Enzyme histochemical studies of normal and burned mouse skin as well as those treated with methylcholanthrene or 2,4-dinitro-1-chlorobenzene revealed that the irritant (or stimulus) carcinogenic or noncarcinogenic, initially results in a more distinct polarization² of the localization of oxidative enzymes including glucose 6-phosphate dehydrogenase (predominant in the upper layers of the hypertrophic epidermis) and DPN-dependent dehydrogenases, succinic dehydrogenase and cytochrome oxidase in the lower layers. Subsequently, only the carcinogen disrupted the polarization pattern. Methylcholanthrene-induced squamous cell carcinomas were classified from a histochemical standpoint according to the following three types: (1) those well differentiated and having a distinctly polarized pattern of oxidative enzymes; (2) those showing disruption of the polarization pattern and marked activity of oxidative enzymes; and (3) those that were undifferentiated and characterized by absence of a polarized pattern and weak activity of oxidative enzymes.
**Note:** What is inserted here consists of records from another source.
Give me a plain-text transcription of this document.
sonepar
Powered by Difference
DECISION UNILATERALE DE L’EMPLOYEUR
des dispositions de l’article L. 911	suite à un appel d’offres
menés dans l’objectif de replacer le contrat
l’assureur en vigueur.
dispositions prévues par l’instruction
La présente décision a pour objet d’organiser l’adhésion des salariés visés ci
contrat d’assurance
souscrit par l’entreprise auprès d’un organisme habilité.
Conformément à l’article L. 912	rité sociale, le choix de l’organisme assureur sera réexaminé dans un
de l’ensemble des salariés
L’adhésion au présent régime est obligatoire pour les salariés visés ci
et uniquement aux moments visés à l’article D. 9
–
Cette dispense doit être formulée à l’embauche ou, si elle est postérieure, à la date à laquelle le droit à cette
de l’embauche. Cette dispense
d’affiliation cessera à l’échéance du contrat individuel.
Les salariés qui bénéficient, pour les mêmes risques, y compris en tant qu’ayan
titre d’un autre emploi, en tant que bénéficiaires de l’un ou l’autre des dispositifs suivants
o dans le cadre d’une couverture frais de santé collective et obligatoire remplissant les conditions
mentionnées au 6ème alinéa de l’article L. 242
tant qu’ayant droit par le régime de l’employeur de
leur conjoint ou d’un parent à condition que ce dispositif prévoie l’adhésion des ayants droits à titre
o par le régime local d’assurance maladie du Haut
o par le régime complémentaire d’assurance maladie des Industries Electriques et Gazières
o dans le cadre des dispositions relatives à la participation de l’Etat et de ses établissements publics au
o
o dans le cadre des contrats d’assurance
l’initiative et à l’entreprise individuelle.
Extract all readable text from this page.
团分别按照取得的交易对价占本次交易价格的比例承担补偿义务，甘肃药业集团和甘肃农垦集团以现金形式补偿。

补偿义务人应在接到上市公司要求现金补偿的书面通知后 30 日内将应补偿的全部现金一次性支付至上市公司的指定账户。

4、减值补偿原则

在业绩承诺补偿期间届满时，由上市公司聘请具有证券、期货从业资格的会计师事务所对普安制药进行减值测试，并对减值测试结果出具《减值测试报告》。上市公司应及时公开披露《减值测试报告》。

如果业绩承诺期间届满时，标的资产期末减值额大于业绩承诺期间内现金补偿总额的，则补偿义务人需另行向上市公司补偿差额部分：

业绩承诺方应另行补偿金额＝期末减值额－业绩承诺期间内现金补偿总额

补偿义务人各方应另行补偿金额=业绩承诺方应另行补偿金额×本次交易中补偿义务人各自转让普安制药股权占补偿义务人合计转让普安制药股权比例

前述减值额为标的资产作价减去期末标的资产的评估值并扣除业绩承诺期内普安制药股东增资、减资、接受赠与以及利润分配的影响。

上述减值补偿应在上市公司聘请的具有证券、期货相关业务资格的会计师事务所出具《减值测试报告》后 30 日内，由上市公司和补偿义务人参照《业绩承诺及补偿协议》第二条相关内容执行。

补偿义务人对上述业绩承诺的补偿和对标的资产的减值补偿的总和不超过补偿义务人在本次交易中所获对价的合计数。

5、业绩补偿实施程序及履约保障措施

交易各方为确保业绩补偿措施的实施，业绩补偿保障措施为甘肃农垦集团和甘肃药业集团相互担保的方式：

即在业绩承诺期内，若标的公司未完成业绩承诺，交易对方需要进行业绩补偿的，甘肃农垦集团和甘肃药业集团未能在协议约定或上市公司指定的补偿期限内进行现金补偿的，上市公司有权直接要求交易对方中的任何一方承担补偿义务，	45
Type 1 showed an enzyme distribution pattern resembling that of the inflammatory hypertrophic epidermis; type 2 was similar in enzymatic pattern to the advancing proximal portion of the regenerating epidermis; and type 3 was similar enzyme-histochemically to the undifferentiated epithelium of the early embryo skin. Thus, a great variation in the distribution pattern of enzyme activities appears during the carcinogenesis process.